COELHO, José Washington. Sistema Sindical Constitucional Interpretado, São Paulo: Resenha Tributária, 1989.
JÚNIOR, Cesarino. Direito Social, São Paulo: LTR, 1980.
NASCIMENTO, Amauri Mascaro, Compêndio de direito sindical, 2ª. ed., São Paulo: LTR, 2000.
SÜSSEKIND, Arnaldo Lopes, VIANNA, Segadas e MARANHÃO, Délio. Instituições de Direito do Trabalho, Rio de Janeiro-São Paulo, Freitas Bastos, 1967.
VIANNA, Segadas. O Sindicato no Brasil, Olímpica Editora, 1953.
Notas:
1.Classificações encontradas in O registro de entidades sindicais, RAUPP, Eduardo Caringi.

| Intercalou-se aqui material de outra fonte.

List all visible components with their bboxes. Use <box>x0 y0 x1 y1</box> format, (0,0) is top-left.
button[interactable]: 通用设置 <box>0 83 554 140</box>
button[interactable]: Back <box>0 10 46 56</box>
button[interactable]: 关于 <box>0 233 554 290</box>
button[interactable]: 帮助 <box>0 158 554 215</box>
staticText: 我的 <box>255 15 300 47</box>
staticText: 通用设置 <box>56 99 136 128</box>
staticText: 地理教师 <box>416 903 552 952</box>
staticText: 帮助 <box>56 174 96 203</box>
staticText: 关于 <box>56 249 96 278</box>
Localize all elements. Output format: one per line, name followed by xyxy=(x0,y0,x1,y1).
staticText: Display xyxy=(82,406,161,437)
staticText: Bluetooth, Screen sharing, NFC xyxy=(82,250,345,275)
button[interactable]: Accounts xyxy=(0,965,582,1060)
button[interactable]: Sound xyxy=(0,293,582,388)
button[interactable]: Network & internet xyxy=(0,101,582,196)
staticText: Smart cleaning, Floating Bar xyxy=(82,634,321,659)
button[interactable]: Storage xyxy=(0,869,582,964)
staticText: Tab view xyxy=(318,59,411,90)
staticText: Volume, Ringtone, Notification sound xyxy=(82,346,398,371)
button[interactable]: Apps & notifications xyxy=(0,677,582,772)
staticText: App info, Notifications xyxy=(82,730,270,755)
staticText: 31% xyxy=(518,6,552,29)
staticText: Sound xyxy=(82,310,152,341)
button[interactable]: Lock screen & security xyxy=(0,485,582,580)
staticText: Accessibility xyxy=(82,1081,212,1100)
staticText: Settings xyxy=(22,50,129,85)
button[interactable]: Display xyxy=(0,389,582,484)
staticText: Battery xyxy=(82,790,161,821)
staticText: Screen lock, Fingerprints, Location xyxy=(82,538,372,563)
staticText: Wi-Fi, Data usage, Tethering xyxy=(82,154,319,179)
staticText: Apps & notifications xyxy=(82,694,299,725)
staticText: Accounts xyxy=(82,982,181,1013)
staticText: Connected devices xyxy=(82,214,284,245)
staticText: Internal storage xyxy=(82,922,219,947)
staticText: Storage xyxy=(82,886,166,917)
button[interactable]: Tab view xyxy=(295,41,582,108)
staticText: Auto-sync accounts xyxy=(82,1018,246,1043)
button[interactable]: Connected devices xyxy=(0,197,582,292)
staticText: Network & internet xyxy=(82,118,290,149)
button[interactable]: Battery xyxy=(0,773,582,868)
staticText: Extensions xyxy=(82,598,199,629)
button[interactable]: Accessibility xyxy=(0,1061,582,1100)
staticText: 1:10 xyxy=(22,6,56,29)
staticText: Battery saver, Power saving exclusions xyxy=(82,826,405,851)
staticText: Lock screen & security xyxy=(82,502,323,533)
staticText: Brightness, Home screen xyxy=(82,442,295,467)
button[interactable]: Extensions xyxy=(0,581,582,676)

2.Argumento utilizado pelo advogado Sérgio Ricardo Ferrari nos autos do Processo nº 564/053.05.010343-4, que tramitou perante a 9ª. Vara da Fazenda Pública da Capital/SP, relativo a Mandado de Segurança impetrado por APEOESP-Sindicato dos Professores do Ensino Oficial do Estado de São Paulo contra o 4º Oficial de Registro de Títulos e Documentos e Civil de Pessoa Jurídica da Capital/SP, José Augusto Leite de Medeiros.